– Miss Kenton tiene algo que decirle, señor -me informó.

Pedí disculpas a mister Cardinal y me dirigí a la puerta. Observé que monsieur Dupont permanecía alerta y, cuando estuve cerca de él, me dijo:

– Mayordomo, ¿ha llegado el médico?

– Ahora mismo voy a ver, señor. Enseguida vuelvo.

– Me duelen mucho los pies.

– Lo siento, señor. El médico no tardará.

Esta vez monsieur Dupont salió fuera conmigo. Miss Kenton se encontraba de nuevo en el vestíbulo.

– Mister Stevens -dijo-, el doctor Meredith ya ha llegado. Se encuentra arriba.

Había dirigido a mí estas palabras, pero monsieur Dupont, que estaba detrás de mí, exclamó:

– ¡Ah, perfecto!

Me volví hacia él y le dije:

– Si es usted tan amable de seguirme.

Le conduje a la sala de billar y avivé el fuego mientras se instalaba en una de las sillas de cuero y se quitaba los zapatos.

– Siento que la habitación esté un poco fría, señor. El médico no tardará.

– Gracias, mayordomo. Ha sido muy amable.

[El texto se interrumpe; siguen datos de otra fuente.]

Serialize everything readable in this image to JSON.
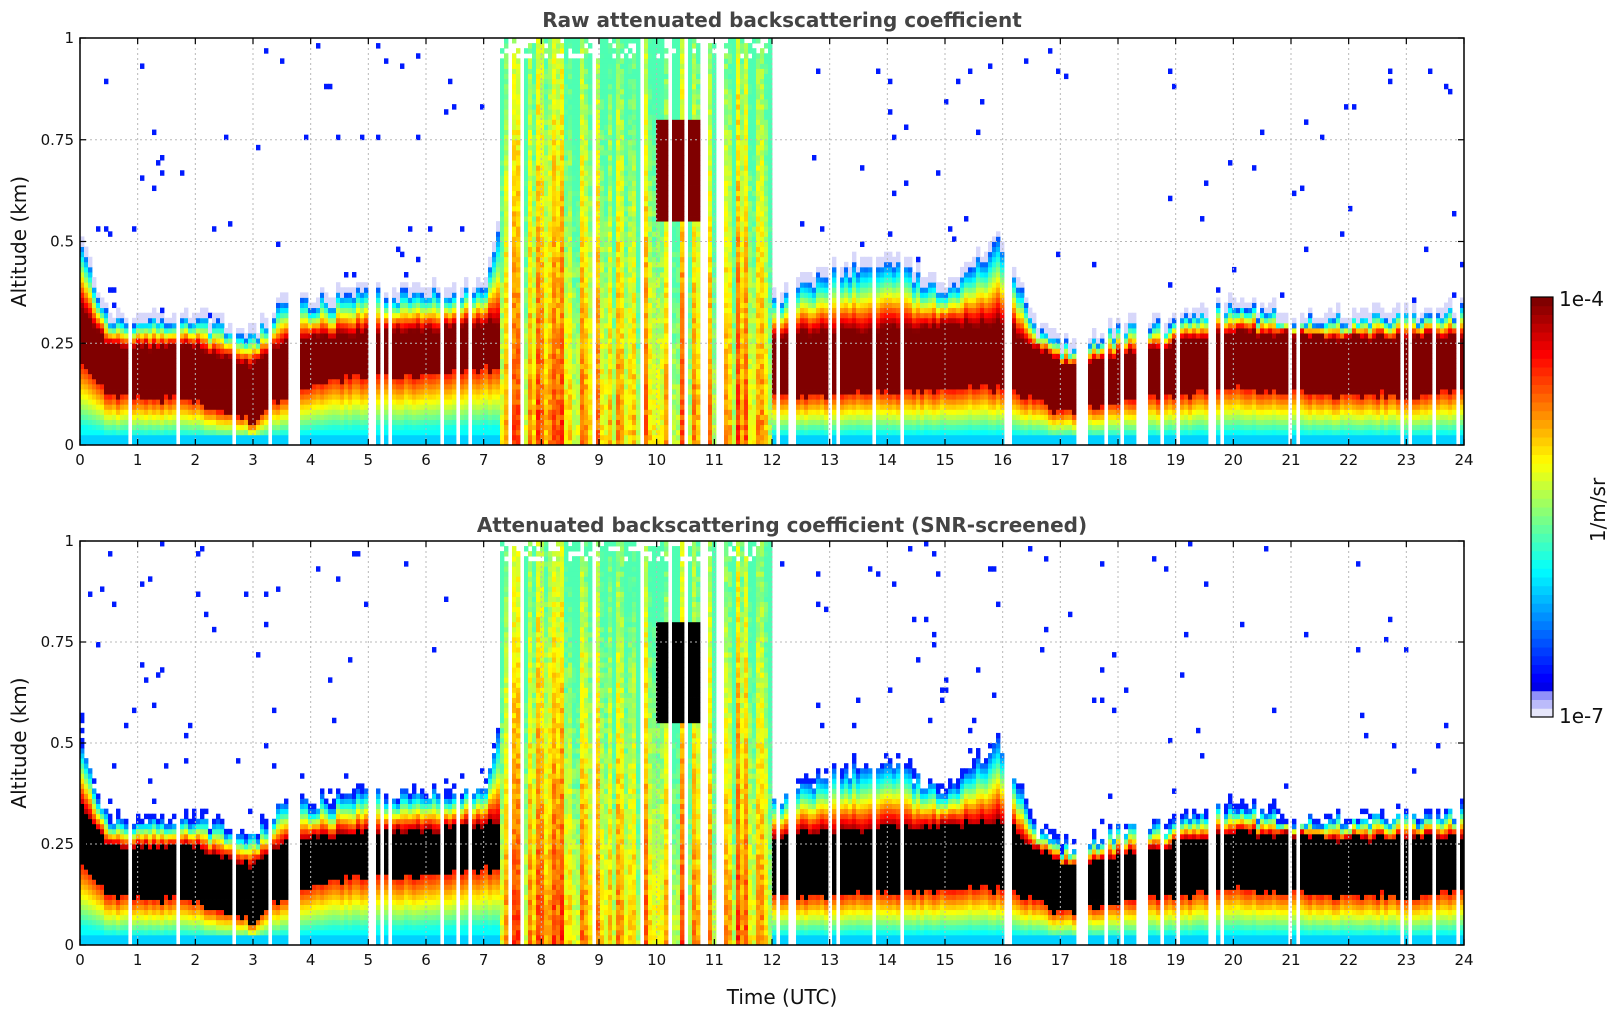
{
  "chart_data": [
    {
      "type": "heatmap",
      "title": "Raw attenuated backscattering coefficient",
      "xlabel": "",
      "ylabel": "Altitude (km)",
      "xlim": [
        0,
        24
      ],
      "ylim": [
        0,
        1
      ],
      "xticks": [
        "0",
        "1",
        "2",
        "3",
        "4",
        "5",
        "6",
        "7",
        "8",
        "9",
        "10",
        "11",
        "12",
        "13",
        "14",
        "15",
        "16",
        "17",
        "18",
        "19",
        "20",
        "21",
        "22",
        "23",
        "24"
      ],
      "yticks": [
        "0",
        "0.25",
        "0.5",
        "0.75",
        "1"
      ],
      "grid": true,
      "screened": false,
      "features": {
        "layer_top_km": [
          [
            0,
            0.5
          ],
          [
            0.5,
            0.3
          ],
          [
            2,
            0.31
          ],
          [
            3,
            0.26
          ],
          [
            3.5,
            0.34
          ],
          [
            4.5,
            0.36
          ],
          [
            5,
            0.37
          ],
          [
            6,
            0.37
          ],
          [
            7,
            0.38
          ],
          [
            7.3,
            0.55
          ],
          [
            12,
            0.35
          ],
          [
            13,
            0.42
          ],
          [
            14,
            0.45
          ],
          [
            15,
            0.38
          ],
          [
            16,
            0.5
          ],
          [
            16.5,
            0.3
          ],
          [
            17,
            0.24
          ],
          [
            18,
            0.28
          ],
          [
            19,
            0.3
          ],
          [
            20,
            0.34
          ],
          [
            21,
            0.31
          ],
          [
            22,
            0.31
          ],
          [
            23,
            0.31
          ],
          [
            24,
            0.33
          ]
        ],
        "layer_core_top_km": [
          [
            0,
            0.35
          ],
          [
            0.5,
            0.24
          ],
          [
            2,
            0.24
          ],
          [
            3,
            0.19
          ],
          [
            3.5,
            0.25
          ],
          [
            4.5,
            0.27
          ],
          [
            5,
            0.28
          ],
          [
            6,
            0.28
          ],
          [
            7,
            0.3
          ],
          [
            12,
            0.27
          ],
          [
            16,
            0.3
          ],
          [
            17,
            0.2
          ],
          [
            18,
            0.22
          ],
          [
            20,
            0.28
          ],
          [
            22,
            0.26
          ],
          [
            24,
            0.27
          ]
        ],
        "layer_core_bottom_km": [
          [
            0,
            0.2
          ],
          [
            0.5,
            0.12
          ],
          [
            2,
            0.11
          ],
          [
            3,
            0.06
          ],
          [
            3.5,
            0.12
          ],
          [
            4.5,
            0.16
          ],
          [
            5,
            0.17
          ],
          [
            6,
            0.17
          ],
          [
            7,
            0.19
          ],
          [
            12,
            0.12
          ],
          [
            16,
            0.14
          ],
          [
            17,
            0.08
          ],
          [
            18,
            0.1
          ],
          [
            20,
            0.14
          ],
          [
            22,
            0.12
          ],
          [
            24,
            0.13
          ]
        ],
        "fog_precip_periods_utc": [
          [
            7.3,
            12.0
          ]
        ],
        "elevated_cloud_periods_utc": [
          [
            10.0,
            10.9
          ]
        ]
      }
    },
    {
      "type": "heatmap",
      "title": "Attenuated backscattering coefficient (SNR-screened)",
      "xlabel": "Time (UTC)",
      "ylabel": "Altitude (km)",
      "xlim": [
        0,
        24
      ],
      "ylim": [
        0,
        1
      ],
      "xticks": [
        "0",
        "1",
        "2",
        "3",
        "4",
        "5",
        "6",
        "7",
        "8",
        "9",
        "10",
        "11",
        "12",
        "13",
        "14",
        "15",
        "16",
        "17",
        "18",
        "19",
        "20",
        "21",
        "22",
        "23",
        "24"
      ],
      "yticks": [
        "0",
        "0.25",
        "0.5",
        "0.75",
        "1"
      ],
      "grid": true,
      "screened": true,
      "saturated_color": "#000000"
    }
  ],
  "colorbar": {
    "label": "1/m/sr",
    "max_label": "1e-4",
    "min_label": "1e-7",
    "range": [
      1e-07,
      0.0001
    ],
    "scale": "log",
    "colormap": "jet"
  }
}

Miss Kenton seguía esperándome en el vestíbulo y subimos en silencio. El doctor Meredith se encontraba en el cuarto de mi padre tomando algunas notas, y mistress Mortimer lloraba amargamente. Seguía con el delantal puesto. Como es natural, lo había utilizado para secarse las lágrimas, y por con siguiente se había llenado la cara de manchas de grasa. Ahora tenía el aspecto de una artista de varietés embadurnada de negro. Temía que la habitación oliese a muerte, pero gracias a mistress Mortimer, o más bien a su delantal, estaba impregnada de olor a carne asada.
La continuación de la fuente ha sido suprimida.